Member of Bihar Legislative Assembly
- Incumbent
- Assumed office 2020
- Preceded by: Sanjay Yadav
- Constituency: Karakat

Member of Bihar Legislative Assembly
- In office 2005–2010

Member of Bihar Legislative Assembly
- In office 2000–2005

Personal details
- Party: Communist Party of India (Marxist-Leninist) Liberation
- Parent: Parshu Ram Singh (father);

= Arun Singh Kushwaha =

Indian politician

Arun Singh is a member of Bihar Legislative Assembly from Karakat Assembly constituency in Rohtas district. He is a leader of Communist Party of India (Marxist-Leninist) Liberation. Singh has won the Bihar Assembly elections 2020 from Karakat constituency, securing 79,224 votes. He was able to defeat his nearest political rival and the runner-up candidate from this constituency, Rajeshwar Raj of Bhartiya Janata Party with a margin of 16,548 votes. Singh is a political activist as well and he has also contested Bihar Assembly elections earlier in 2010, but was defeated by Rajeswar Raj, who was then a member of Janata Dal (United).

==Political career==
Arun Singh, who is a left wing politician, is a three time Member of Legislative Assembly from the Karakat constituency.

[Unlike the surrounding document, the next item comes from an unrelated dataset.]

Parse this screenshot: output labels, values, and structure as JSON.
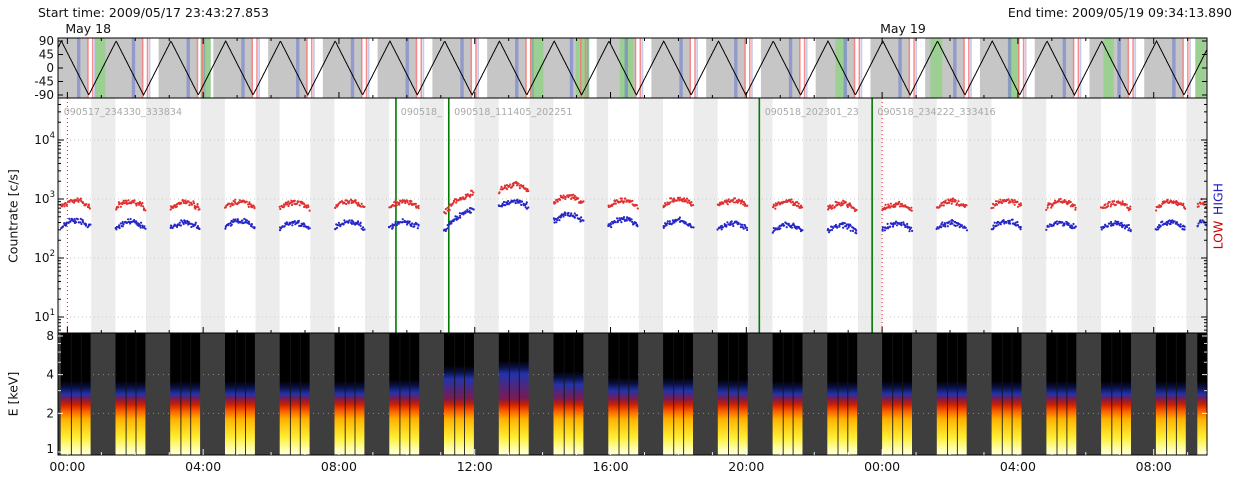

He first entered the Bihar Legislative Assembly in 2000. In 2005 Assembly elections, he was again victorious and became a legislator for the second time. In 2010 Bihar Assembly elections, he was defeated by Janata Dal (United) candidate Rajeswar Raj. However, Raj lost this seat (assembly constituency) to Sanjay Yadav of Rashtriya Janata Dal in 2015 Bihar Assembly elections.